O crime de estelionato, previsto no artigo 171 do Código Penal, sofreu uma recente e importante alteração. A lei 14.155, de 27 de maio de 2021, acrescentou e alterou alguns parágrafos no supramencionado dispositivo legal. Dentre as mudanças, foram incluídos os §§ 2°-A e 2°-B, que tratam da fraude eletrônica, com a seguinte redação:

§ 2º-A. A pena é de reclusão, de 4 (quatro) a 8 (oito) anos, e multa, se a fraude é cometida com a utilização de informações fornecidas pela vítima ou por terceiro induzido a erro por meio de redes sociais, contatos telefônicos ou envio de correio eletrônico fraudulento, ou por qualquer outro meio fraudulento análogo.

§ 2º-B. A pena prevista no § 2º-A deste artigo, considerada a relevância do resultado gravoso, aumenta-se de 1/3 (um terço) a 2/3 (dois terços), se o crime é praticado mediante a utilização de servidor mantido fora do território nacional (BRASIL, 2021).

O § 2°-A trata de uma qualificadora do crime de estelionato, quando este é praticado de forma não presencial, na situação em que o agente se utiliza de informações constantes de redes sociais, contatos telefônicos, e envio de e-mail a vítima. Além disso, o texto do dispositivo legal ainda abre a possibilidade da prática do crime de estelionato virtual por qualquer outro meio fraudulento análogo.

O §2°-B do artigo 171 do Código Penal, também incluído pela lei 14.155/21, vem trazendo uma causa de aumento de pena de 1/3 a 2/3, quando o crime é praticado mediante a utilização de servidor estrangeiro. Nesse caso, a pena deve ser maior, considerando a relevância do resultado gravoso para dosar a fração de aumento, tendo em vista que há uma grande dificuldade de localização e punição do agente, quando o crime é cometido a partir de um servidor ou equipamento localizado fora do território brasileiro.

A lei 14.155/21 também alterou o artigo 70 do Código de Processo Penal, tratando da competência para o julgamento de algumas das modalidades do crime de estelionato. O §4° do referido artigo foi incluído com a seguinte redação:

§ 4º Nos crimes previstos no art. 171 do Decreto-lei 2.848, de 7 de dezembro de 1940 (Código Penal), quando praticados mediante depósito, mediante emissão de cheques sem suficiente provisão de fundos em poder do sacado ou com o pagamento frustrado ou mediante transferência de valores, a competência será definida pelo local do domicílio da vítima, e, em caso de pluralidade de vítimas, a competência firmar-se-á pela prevenção (BRASIL, 2021).
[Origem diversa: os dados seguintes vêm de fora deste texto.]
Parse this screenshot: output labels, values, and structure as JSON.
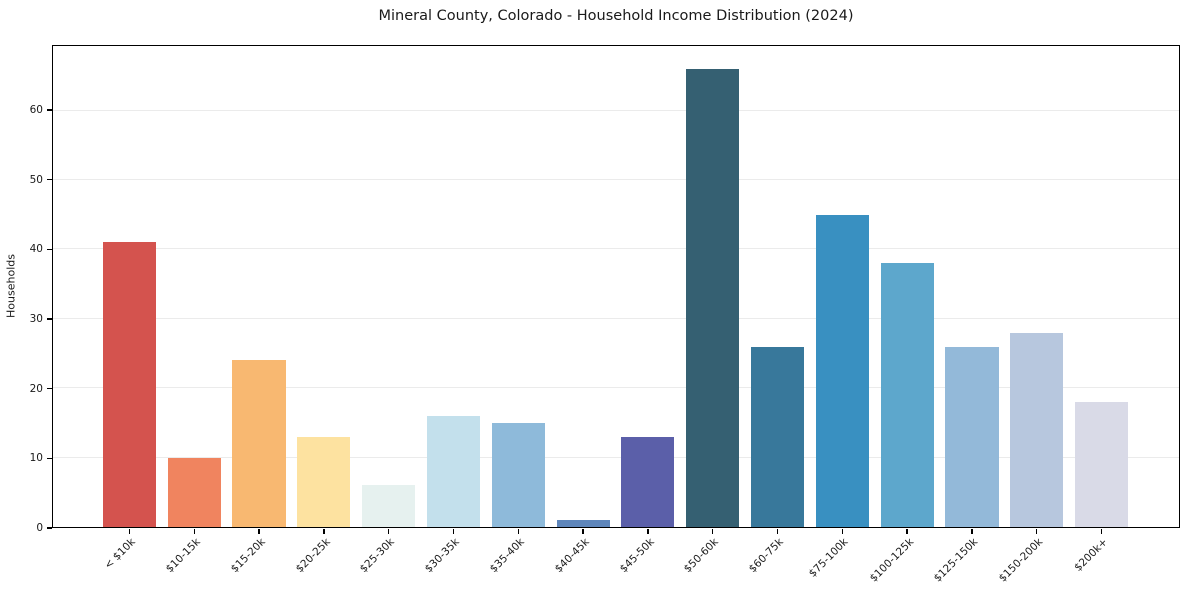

Dessa forma, o critério para estabelecer a competência passa ser o domicílio da vítima, sendo a competência determinada pela prevenção em caso de pluralidade de vítimas. Entretanto, quando se tratar de estelionato mediante falsificação de cheque, a competência para processamento e julgamento do crime será do juízo do local da obtenção da vantagem ilícita, conforme prevê a sumula 48 do STJ.

Ainda assim, há uma grande dificuldade na identificação dos criminosos, ficando evidente que o Brasil ainda carece de alterações legislativas para coibir a prática de tais crimes. Isso se demonstra pelo fato de que as investigações sobre os crimes virtuais no país não produzem eficientes e expressivos resultados, mesmo diante das inovações legislativas referenciadas neste artigo.

É visível que a legislação brasileira tem evoluído na tipificação dos crimes cibernéticos, entretanto as sanções ainda são brandas e as normas devem caminhar no sentido de coibir a prática dos crimes virtuais. Para que isso seja possível, o Estado deve implementar novos métodos de investigação e melhorar os recursos digitais e tecnológicos que estão à disposição das autoridades.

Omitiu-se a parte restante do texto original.